Certification is a strange thing. The connotations of the word seem to be different depending on who you are speaking to. For some it simply means another word for ‘audit’ with all the ‘baggage’ that the word audit implies. For others it means attaining a certificate that formally acknowledges that your business undertakes its work in a quality oriented way and for a few it means recognition and credibility in the marketplace.
To a degree all of these have some validity but in my opinion none of these views manages to capture the complete picture because they are lacking what I would call the ‘people element’.
For me, as Managing Director of Certification International, it is very important that I don’t overlook this ‘people element’ but instead communicate the ethos and focus of our business effectively and accurately so that there is no misunderstanding. And actually, the word ‘communicate’ is at the heart of what we do.
Communication is a journey rather than a fixed destination and our philosophy is to work with our clients and travel with them on that journey. This means establishing clear lines of open and unambiguous communication so that everyone is absolutely clear what Certification International stands for and what services we offer. In short we must ensure that our customers have confidence in the regulations and standards we promote and have a clear understanding of the benefits.

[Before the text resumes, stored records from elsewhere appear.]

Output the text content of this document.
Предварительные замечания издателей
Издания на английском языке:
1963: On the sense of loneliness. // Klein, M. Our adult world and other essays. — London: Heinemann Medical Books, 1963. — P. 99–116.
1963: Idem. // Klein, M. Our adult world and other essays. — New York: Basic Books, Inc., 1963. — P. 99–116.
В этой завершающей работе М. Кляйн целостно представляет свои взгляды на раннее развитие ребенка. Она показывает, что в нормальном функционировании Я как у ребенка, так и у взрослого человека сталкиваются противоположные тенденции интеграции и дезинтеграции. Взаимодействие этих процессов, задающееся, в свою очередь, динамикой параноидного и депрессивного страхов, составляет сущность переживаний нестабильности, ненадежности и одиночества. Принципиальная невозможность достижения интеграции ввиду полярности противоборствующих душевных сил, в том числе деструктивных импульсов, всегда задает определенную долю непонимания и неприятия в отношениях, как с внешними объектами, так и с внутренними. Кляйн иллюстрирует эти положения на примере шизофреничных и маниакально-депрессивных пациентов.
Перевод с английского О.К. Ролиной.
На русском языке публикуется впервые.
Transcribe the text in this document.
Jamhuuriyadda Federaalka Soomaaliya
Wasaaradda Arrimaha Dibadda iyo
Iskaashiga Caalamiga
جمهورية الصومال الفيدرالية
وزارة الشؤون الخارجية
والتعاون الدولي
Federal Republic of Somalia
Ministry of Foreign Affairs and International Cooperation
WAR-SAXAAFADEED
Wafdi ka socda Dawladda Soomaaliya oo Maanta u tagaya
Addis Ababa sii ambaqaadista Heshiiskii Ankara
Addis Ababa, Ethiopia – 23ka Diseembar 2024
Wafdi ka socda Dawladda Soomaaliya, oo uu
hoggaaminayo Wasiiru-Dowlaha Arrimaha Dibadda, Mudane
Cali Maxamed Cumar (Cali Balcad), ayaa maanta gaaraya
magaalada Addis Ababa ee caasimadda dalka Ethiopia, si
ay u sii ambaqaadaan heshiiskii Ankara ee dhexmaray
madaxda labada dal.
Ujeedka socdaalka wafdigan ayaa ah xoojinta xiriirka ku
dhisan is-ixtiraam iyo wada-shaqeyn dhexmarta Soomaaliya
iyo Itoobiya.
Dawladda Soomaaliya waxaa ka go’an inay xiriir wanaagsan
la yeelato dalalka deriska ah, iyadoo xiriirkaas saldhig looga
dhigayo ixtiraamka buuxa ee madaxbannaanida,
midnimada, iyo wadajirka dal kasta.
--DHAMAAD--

An important part of my responsibility is therefore to articulate clearly to our clients and potential clients what certification offers and why it is important in today’s competitive business environment and this is exactly what I intend to do as our company moves forward.
Today, much more than in the past, there are a large number of tools and techniques available to the ‘quality professional’ and in a way this can be a problem as much as a bonus. The problem is that when we get too focused on tools and software solutions we tend to forget that we in a partnership with our clients who look to us for support and guidance. It was the Japanese who woke up to this dilemma first. They were perhaps the first to draw the important distinction between ‘process based’ certification and ‘people based’ certification and from that realisation the idea of ‘quality circles’ was first born.
So in the 60’s and 70’s while the West was introducing rather fearsome ‘Quality Inspectors’ into the workplace the Japanese were encouraging worker co-operation and a ‘pride in the work’ approach.
This cultural divide has, to a degree, continued until today although, to be fair, both East and West recognise the advantages and disadvantages of both approaches. The Japanese witnessed the development of the USA into the most powerful industrialised country in the world based on a ‘quantity first’ mechanised approach with ‘quality’ just part of the process. And the USA in turn watched the Japanese focus on developing a quality based culture throughout organisations based on pride, co-operation and mutual support.
The reality is that whilst both approaches have something to offer, today’s view is that people really are at the heart of the accreditation and quality process.
Recognising this fact we must therefore take each step on the certification journey standing not above but alongside our clients. We must use our experience and expertise to help them grow and develop. Our industry must move from a ‘policing’ approach to a ‘partnering’ approach so that every client’s ‘journey’ is as enjoyable as arriving at their certification destination.